Vorliegend könnte sich ein Fortsetzungsfeststellungsinteresse allenfalls aus einer Wiederholungsgefahr ergeben.
Ein berechtigtes Interesse an der Feststellung der Rechtswidrigkeit eines erledigten Verwaltungsaktes unter dem Gesichtspunkt der Wiederholungsgefahr setzt die hinreichend bestimmte (konkrete) Gefahr voraus, dass unter im Wesentlichen unveränderten tatsächlichen und rechtlichen Umständen ein gleichartiger Verwaltungsakt ergehen wird (BSG, 16.5.2007, B7b AS 40/06 R, Rn. 7, BSG,14.02.2013, B 14 AS 195/11 R, Rn. 16).

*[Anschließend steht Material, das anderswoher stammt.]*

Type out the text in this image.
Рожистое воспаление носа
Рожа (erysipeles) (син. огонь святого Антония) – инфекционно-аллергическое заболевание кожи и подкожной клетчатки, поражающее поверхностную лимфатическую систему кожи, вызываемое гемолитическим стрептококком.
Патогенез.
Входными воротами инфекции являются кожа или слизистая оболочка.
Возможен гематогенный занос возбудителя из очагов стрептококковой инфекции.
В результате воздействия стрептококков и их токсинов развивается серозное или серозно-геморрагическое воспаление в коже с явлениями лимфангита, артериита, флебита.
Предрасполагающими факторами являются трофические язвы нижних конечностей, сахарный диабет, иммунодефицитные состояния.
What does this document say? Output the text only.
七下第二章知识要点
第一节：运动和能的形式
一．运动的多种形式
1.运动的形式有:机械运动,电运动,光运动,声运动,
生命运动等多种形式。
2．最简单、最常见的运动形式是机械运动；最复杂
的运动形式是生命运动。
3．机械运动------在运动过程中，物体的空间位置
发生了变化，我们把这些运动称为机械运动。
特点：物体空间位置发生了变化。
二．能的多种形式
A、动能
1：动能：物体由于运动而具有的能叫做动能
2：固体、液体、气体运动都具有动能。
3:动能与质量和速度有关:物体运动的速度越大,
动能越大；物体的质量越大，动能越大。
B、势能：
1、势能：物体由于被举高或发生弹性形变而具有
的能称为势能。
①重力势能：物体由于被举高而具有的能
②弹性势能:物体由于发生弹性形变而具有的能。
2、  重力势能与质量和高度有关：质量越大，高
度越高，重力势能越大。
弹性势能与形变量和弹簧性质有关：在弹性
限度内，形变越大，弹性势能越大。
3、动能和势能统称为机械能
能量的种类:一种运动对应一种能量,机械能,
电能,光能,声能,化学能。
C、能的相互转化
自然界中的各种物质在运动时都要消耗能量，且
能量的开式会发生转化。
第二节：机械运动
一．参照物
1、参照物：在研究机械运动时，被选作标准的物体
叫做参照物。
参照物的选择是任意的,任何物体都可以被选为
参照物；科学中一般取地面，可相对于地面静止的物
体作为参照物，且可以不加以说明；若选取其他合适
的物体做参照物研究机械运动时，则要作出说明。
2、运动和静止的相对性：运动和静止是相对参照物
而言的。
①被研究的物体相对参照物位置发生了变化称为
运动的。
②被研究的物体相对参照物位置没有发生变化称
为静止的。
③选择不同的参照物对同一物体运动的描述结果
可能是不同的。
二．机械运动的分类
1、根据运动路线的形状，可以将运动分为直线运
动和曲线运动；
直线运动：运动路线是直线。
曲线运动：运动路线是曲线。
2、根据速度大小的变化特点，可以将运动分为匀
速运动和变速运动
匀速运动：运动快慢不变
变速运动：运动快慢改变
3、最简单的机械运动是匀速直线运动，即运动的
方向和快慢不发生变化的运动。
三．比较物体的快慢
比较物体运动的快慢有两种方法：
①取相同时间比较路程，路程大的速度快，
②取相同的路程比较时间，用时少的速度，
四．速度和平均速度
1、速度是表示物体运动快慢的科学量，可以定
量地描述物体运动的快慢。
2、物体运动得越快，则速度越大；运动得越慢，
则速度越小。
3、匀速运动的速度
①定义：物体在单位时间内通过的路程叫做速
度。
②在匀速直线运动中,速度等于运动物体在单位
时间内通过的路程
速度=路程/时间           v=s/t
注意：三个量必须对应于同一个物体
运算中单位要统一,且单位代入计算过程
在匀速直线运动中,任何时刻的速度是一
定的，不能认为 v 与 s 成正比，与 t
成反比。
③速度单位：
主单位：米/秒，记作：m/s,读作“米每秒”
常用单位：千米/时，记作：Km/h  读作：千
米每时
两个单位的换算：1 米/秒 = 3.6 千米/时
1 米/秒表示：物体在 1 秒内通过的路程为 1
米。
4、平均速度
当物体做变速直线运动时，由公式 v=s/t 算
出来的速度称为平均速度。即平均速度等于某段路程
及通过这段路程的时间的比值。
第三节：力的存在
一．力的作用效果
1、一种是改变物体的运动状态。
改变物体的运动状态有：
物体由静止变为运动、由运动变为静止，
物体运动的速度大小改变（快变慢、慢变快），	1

Das Bayerische Landessozialgericht stellt zum Fortsetzungsfeststellungsinteresse fest:
„… die Fortsetzungsfeststellungsklage kein Mittel der objektiven Rechtskontrolle darstellt, sondern dass für die Prüfung des (subjektiven) Rechtsschutzinteresses vom Vortrag des von der Erledigung des Verwaltungsaktes Betroffenen ausgegangen werden muss, wobei er darzulegen hat, welche Umstände ein Interesse an der Fortführung des an sich erledigten Verfahrens begründen können“ (Bay LSG 11. Senat, 23.07.2015, L 11 AS 47/14, Rn. 18).
Hinsichtlich dieses Interesses kommt es auf die Sach- und Rechtslage im Zeitpunkt der letzten mündlichen Verhandlung bzw. der gerichtlichen Entscheidung an:
Der Beklagte hat bereits gegenüber dem Sozialgericht Berlin mit Schreiben vom 20.07.2016 erklärt, den Vorgang intern ausgewertet zu haben, sodass eine Wiederholung ausgeschlossen sei.
Schließlich ergibt sich aus dem klägerischen Vortrag überhaupt keinerlei Hinweis auf das Vorliegen eines Fortsetzungsfeststellungsinteresses, insbesondere auch nicht einer Wiederholungsgefahr.
4. Die Kostenentscheidung basiert auf § 197a Abs. 1 Satz 1 SGG i.V.m. §§ 154 Abs. 1, 161 Abs. 1, 162 Abs. 1 Verwaltungsgerichtsordnung (VwGO).
Gehören in einem Rechtszug – wie hier – weder der Kläger noch der Beklagte zu den in § 183 Sozialgerichtsgesetz (SGG) genannten Personen, werden gemäß § 197a Abs. 1 Satz 1 SGG Kosten nach den Vorschriften des Gerichtskostengesetzes (GKG) erhoben und die §§ 154 bis 162 der Verwaltungsgerichtsordnung (VwGO) sind entsprechend anzuwenden.